A phishing attack exploiting Ethereum’s recent EIP‑7702 upgrade drained nearly $1 million in tokens from a single investor after they signed a deceptive batch transaction that appeared to be a Uniswap swap. Security researchers and platforms such as Scam Sniffer and SlowMist flagged the incident and described how a single signature allowed malicious contracts to execute multiple transfers and siphon assets before anyone could react (CryptoSlate, BitcoinEthereumNews).


EIP‑7702 (part of the Pectra upgrade) was designed to give external accounts temporary “smart‑contract” capabilities—batching transactions, gas sponsorship and spending limits—to improve user experience. Attackers have adapted the delegation mechanism to hide multi‑token drains inside apparently normal DEX router calls; analysts (and market makers like Wintermute) report a large share of early delegations are linked to malicious contracts, which makes these types of approvals particularly risky (ChainPlay, Scam Sniffer).

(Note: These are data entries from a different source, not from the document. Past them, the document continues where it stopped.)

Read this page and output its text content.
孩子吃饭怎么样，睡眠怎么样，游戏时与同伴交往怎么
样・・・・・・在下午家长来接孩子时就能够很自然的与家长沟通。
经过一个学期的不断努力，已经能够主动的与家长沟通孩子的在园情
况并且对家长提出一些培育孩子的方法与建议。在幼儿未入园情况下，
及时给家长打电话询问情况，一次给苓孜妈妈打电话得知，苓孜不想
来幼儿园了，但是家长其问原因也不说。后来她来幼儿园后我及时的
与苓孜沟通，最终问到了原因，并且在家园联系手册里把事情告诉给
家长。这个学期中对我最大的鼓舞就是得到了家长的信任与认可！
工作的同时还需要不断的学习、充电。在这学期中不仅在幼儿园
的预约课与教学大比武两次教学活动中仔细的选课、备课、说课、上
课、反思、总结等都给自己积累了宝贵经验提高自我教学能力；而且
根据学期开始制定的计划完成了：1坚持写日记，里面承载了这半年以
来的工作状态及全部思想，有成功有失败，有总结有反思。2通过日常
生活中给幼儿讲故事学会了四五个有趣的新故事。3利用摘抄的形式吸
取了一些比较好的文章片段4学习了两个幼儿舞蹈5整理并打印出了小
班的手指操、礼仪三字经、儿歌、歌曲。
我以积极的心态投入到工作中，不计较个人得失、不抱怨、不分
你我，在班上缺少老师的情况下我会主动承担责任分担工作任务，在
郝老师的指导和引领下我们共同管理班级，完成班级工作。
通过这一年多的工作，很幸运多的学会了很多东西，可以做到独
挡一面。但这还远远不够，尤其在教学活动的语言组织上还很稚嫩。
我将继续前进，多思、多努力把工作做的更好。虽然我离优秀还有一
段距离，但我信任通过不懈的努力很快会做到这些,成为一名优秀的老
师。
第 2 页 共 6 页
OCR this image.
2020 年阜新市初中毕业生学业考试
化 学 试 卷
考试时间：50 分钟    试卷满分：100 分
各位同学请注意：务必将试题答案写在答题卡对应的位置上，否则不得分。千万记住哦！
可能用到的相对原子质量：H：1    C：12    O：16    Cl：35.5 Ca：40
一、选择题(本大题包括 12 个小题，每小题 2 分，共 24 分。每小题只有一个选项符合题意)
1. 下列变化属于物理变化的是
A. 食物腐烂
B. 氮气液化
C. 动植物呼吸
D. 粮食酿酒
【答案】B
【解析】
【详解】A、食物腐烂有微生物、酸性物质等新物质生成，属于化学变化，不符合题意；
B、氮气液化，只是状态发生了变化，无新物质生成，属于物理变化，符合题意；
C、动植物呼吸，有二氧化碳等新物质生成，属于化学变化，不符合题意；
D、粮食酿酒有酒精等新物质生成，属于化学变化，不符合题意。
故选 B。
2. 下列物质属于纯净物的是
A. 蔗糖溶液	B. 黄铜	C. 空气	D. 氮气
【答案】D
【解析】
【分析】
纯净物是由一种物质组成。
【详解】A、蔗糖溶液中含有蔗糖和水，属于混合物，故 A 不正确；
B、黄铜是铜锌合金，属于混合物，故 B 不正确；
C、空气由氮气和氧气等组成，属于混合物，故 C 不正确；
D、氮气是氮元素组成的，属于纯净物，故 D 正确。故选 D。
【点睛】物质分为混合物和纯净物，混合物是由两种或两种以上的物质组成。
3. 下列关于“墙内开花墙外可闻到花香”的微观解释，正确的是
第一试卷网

The episode underscores two practical takeaways: first, new protocol features can expand the attack surface and require users and wallet providers to adapt quickly; second, users should treat any signature or “upgrade” prompt with caution—verify domains, inspect the requested permissions, regularly audit and revoke stale approvals, and keep large holdings in custody systems or cold storage. Wallet providers like MetaMask have added warnings and guidance, and security firms continue to recommend on‑chain monitoring and improved UX that makes dangerous approvals clearer to end users.